NPD entert Piratenschiff (nicht? Oder doch?)

NPD entert Piratenschiff (nicht? Oder doch?)

In Saarbrücken gibt es ein Gastronomie-Schiff, es liegt direkt gegenüber vom Landtag und nennt sich Piraterie. Früher™ war die Piraterie und der Biergarten auch der natürliche Treffpunkt der Piratenpartei in Saarbrücken. Es liegt ja auch so wunderbar zentral. Zwischenzeitlich ist das früher gute Verhältnis zwischen den Gastro- und den Polit-Piraten merklich abgekühlt. Die genauen Hintergründe kenne ich nicht, es gab da ein paar Gerüchte, aber ich habe keine Ahnung, ob es alles nur Missverständnisse waren oder nicht. Ist auch egal. Denn spätestens ab dem 1. September wird sich dort hoffentlich kein Partei-Pirat mehr aufhalten, denn offenbar will  die berühmt-berüchtigte Kneipe „CityTrain“ am Bahnhof auf die Piraterie expandieren.

„CityTrain“? Das war doch was: Genau. Dort trifft sich gerne alles, ab der NPD rechtswärts. Der frühere Generalsekretär der Bundes-NPD Peter Marx feierte dort seinen berühmten Penis-Torten-Geburtstag, der ihm dann wiederum recht viel Ärger in der Partei eingebracht hatte. Es war wohl eine frühere(?) Pornodarstellerin dabei, die in ihrem Job auch einmal Sex mit einem Schwarzen hatte. Skandal! Ist klar, wenn schon Porno, dann aber bitte nur anständig mit weißen, arischen Musterknaben.

Nun wird scheinbar der frühere Stammtreff der Piratenpartei in Saarbrücken zu einem Treffpunkt für die NPD und andere Nazis. Sauber. Und die freuen sich bestimmt wie blöde: Statt einer kleinen Kneipe gegenüber vom Bahnhof, nennen sie ab September ein schönes Gastro-Schiff mit großem Biergarten mitten in Saarbrücken, zwischen Landtag und Staatstheater, gleich um die Ecke vom St. Johannes Markt ihr eigen. Toll, oder? Da kann man dann in Zukunft nicht mal mehr an der Saar spazieren gehen, ohne diesem Pack über den Weg zu laufen.
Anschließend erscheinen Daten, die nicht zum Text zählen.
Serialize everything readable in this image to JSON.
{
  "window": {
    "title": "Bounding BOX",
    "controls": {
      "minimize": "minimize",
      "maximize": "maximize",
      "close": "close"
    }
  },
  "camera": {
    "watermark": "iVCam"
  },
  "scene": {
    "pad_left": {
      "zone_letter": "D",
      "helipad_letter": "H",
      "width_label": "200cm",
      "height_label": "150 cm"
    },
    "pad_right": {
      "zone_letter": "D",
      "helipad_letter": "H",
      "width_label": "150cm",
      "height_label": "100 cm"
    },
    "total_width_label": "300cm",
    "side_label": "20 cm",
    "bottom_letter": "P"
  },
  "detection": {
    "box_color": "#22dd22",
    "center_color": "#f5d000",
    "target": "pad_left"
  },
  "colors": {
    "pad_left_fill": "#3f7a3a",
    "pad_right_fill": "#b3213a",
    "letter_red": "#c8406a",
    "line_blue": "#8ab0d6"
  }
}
Ich warte auf die erste Flyer-Verteilaktion der Nazis am Spielplatz, der gleich daneben ist. Oder passende Aufkleber, wie „Schaukel nur für arische Kinder“. Andererseits ist bei einigen dieser selbsterklärten arischen Elite ja wohl eher zu erwarten, dass die sich nach dem Besuch der Piraterie noch ein paar Bier auf dem Spielplatz reinkippen und was von den Flaschen übrig bleibt malerisch am Spielplatz verteilen. Sauberkeit und Ordnung? Ach was…

Mir wird schlecht, wenn ich mir vorstelle, dass mitten in Saarbrücken, direkt an der Saar, in einer der schönsten Ecken der Stadt für ein bisschen Erholung in Zukunft ein Nazitreffpunkt sein soll. Was man dagegen tun kann? Vielleicht sollten als erstes Mal interessierte Bürger Kontakt mit dem Besitzer des Schiffes aufnehmen und ihre Meinung zur geplanten neuen Pächterin mitteilen. Oder seitens der Stadt oder des Landtags könnte man das Gespräch suchen, es kann ja weder der Stadt noch dem Land passen, genau an der Stelle einen Nazitreffpunkt zu haben.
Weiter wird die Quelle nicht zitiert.